Mutfakta en çok bamya ve barbunya pişiyordu; çünkü Hulusi en çok bu yemekleri sever ve patlıcandan hiç haz etmezdi. Hayat da evlilikleriyle beraber rayına oturmuştu her şeye rağmen. Her şey hep kötü kalamazdı ya. İlk evlerinden Küçük Çamlıca’daki tek katlı bahçeli bir eve taşındılar. Zamanla bu ev iki, sonra üç katlı oldu. Hulusi Kentmen, tonton yanakları, maharetli elleri ile bahçede nefes almayı öğrendi; meyveler, çiçekler artık yeni meşgalesiydi. 1942’de ruhlarına nefes üfleyen biri daha katıldı aralarına; ona 'Volkan' adını verdiler. Sonra da Volkan’ın iki çocuğu…
Bizim tonton dedemiz, gerçekten dede olmuştu. Başkaymış demek, bambaşka hissediyordu. Özellikle torunu Ali’ye başka düşkündü. Aşkları her an çoğalıyordu. Yıllar sonra yaşlandıklarında bile azalan hiçbir şey yoktu. Refika’nın Hulusi’de sevmediği tek şey sigara içmesiydi. Gönlünün sahibini hiç kırmak istemese de, sigarayı bırakması 1991’i bulmuştu. Ayrıca Hulusi, Refika’yı ölesiye sahipleniyordu.
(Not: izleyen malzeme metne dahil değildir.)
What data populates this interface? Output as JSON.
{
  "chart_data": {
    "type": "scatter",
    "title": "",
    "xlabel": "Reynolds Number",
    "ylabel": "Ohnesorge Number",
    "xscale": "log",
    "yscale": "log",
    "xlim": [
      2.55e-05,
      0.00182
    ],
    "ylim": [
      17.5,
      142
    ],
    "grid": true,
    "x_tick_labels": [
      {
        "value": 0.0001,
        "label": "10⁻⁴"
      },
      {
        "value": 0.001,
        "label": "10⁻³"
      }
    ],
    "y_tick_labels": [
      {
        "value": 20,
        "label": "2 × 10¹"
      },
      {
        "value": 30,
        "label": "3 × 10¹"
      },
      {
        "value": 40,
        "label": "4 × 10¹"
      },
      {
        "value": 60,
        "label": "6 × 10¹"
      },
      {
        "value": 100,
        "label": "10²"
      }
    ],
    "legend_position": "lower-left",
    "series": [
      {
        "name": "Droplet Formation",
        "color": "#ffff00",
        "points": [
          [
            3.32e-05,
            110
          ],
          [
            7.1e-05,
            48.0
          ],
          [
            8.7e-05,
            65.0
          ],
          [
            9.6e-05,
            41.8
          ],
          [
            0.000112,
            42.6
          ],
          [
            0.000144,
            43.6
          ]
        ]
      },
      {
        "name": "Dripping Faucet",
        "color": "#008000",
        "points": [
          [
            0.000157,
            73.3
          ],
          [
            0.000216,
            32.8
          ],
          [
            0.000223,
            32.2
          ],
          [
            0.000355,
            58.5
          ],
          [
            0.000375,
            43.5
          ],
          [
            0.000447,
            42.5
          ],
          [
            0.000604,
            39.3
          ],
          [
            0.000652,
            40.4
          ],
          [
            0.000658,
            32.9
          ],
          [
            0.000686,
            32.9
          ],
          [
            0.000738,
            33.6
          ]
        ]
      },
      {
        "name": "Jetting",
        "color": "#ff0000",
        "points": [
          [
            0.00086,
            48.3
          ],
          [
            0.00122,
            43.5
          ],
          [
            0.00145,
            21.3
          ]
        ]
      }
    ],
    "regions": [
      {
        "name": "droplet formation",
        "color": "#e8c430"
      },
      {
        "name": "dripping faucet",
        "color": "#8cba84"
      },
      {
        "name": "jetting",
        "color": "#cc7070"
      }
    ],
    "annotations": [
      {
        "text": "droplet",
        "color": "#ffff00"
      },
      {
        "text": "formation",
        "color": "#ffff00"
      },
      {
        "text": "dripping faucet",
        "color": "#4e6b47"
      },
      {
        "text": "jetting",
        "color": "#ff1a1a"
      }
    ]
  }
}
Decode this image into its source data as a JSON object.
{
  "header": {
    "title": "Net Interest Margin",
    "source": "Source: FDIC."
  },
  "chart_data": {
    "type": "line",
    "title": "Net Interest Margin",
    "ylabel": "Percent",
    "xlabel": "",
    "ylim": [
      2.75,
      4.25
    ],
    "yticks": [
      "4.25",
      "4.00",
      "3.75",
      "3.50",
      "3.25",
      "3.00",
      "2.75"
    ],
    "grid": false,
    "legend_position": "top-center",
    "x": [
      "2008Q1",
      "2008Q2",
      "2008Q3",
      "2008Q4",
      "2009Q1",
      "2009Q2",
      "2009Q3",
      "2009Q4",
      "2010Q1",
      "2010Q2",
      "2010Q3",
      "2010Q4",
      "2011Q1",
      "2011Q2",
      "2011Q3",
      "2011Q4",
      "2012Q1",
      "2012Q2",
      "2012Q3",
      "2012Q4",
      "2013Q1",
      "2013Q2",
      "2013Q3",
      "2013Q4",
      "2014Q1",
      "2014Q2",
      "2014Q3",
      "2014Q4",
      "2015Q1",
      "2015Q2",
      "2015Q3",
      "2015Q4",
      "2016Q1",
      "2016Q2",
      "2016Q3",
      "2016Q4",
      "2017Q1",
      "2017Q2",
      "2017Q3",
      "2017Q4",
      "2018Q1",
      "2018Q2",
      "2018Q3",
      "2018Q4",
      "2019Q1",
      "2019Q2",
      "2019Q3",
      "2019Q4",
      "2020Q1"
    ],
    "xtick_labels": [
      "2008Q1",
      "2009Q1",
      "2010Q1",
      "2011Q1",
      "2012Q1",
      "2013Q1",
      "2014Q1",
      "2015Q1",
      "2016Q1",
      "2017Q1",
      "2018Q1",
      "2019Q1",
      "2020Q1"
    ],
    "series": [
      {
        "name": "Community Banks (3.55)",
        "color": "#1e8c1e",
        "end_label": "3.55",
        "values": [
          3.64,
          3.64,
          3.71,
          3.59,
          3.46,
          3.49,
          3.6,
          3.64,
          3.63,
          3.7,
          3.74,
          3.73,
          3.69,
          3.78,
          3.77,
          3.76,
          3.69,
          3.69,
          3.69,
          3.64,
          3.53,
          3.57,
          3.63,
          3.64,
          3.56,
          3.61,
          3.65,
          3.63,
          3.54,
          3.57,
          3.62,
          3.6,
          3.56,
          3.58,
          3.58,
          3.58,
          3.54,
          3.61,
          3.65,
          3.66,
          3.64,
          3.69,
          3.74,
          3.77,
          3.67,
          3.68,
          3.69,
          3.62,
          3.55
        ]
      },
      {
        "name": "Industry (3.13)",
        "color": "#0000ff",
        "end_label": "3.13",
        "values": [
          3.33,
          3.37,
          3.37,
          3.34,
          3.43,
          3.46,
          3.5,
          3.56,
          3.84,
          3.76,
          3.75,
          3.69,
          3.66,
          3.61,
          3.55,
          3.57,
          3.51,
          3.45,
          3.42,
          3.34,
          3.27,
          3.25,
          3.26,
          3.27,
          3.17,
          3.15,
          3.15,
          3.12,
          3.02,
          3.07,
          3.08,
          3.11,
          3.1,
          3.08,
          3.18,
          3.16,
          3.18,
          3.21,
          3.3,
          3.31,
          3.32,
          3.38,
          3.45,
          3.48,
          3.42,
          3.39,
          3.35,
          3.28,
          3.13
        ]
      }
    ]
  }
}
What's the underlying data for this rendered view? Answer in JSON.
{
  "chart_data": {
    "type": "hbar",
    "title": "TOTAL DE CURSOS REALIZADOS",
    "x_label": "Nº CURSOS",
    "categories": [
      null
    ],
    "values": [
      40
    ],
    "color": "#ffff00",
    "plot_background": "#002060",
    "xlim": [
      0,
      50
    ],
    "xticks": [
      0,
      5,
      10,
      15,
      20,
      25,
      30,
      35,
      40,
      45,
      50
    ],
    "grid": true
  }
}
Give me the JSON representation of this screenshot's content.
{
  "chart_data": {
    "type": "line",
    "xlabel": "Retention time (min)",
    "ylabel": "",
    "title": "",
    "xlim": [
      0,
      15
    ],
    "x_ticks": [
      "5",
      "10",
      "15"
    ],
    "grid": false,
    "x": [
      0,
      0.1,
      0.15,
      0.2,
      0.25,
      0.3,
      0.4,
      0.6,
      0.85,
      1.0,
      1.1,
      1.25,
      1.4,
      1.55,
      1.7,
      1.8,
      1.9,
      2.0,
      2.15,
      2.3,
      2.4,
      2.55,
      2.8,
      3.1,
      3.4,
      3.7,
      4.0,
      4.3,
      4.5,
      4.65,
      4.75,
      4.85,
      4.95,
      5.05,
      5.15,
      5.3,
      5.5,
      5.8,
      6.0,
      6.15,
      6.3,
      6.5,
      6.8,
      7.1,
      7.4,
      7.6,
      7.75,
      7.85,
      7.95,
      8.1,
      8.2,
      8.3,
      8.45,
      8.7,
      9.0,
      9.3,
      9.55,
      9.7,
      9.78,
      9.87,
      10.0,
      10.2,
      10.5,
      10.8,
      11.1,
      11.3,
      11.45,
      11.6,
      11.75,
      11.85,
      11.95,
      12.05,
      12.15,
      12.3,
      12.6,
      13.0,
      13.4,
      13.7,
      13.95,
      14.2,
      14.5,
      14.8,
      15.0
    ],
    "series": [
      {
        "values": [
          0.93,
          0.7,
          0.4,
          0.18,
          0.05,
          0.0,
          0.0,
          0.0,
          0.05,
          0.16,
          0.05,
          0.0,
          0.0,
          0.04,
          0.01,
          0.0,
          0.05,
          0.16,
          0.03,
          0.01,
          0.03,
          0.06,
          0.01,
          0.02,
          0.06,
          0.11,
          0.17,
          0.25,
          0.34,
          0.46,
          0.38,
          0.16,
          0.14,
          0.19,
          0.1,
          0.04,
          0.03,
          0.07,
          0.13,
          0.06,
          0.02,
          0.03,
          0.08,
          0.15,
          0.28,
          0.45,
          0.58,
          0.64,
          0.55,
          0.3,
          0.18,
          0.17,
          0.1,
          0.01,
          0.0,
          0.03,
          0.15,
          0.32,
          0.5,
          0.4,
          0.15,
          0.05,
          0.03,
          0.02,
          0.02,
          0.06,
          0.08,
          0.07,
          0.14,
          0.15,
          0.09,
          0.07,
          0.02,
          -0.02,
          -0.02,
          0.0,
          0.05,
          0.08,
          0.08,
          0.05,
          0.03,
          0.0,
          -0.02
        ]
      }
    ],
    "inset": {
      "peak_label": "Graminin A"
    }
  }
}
Öyle ki, bir röportaj sırasında Refika’ya mesleği sorulduğunda, 'Ev hanımıyım' dediğinde, Hulusi Kentmen şu cümlesiyle araya girdi:“Hulusi Kentmen’in hanımıyım desene!” Fahri Korutürk ve eşi Emel Hanım sanata meraklıydı. Sanatçılara Köşk’te ilk resepsiyon veren de o oldu. Ali Baransel o ilk resepsiyonu şöyle aktarıyor: “Yeşilçam’ın pos bıyıklı, babacan rolleriyle gönüllere taht kurmuş Hulusi Kentmen, deniz kuvvetlerinde astsubay emeklisi olup sinemaya geçmişti. Korutürk de denizcilikten Köşk’e gelmişti.
Kentmen’i, içeri girer girmez, ona doğru koşarak çakıldı ve asker selamıyla tekmil verdi: ‘Enkaz-ı Bahriye’den Astsubay Hulusi Kentmen, emredin komutanım!’ Herkes gülüşürken Korutürk, Kentmen’e vücudundaki dövmelerin durup durmadığını sordu. Kentmen, ‘Elbette’ diyerek dövmelerini göstermek amacıyla Cumhurbaşkanı’nın önünde soyunmaya kalkışınca, etrafındakiler engel oldu.
200'ü aşkın filmde oynayan Hulusi Kentmen “Bitirimler Sosyetede” filminde sadece duvarda asılı fotoğrafıyla yer aldı.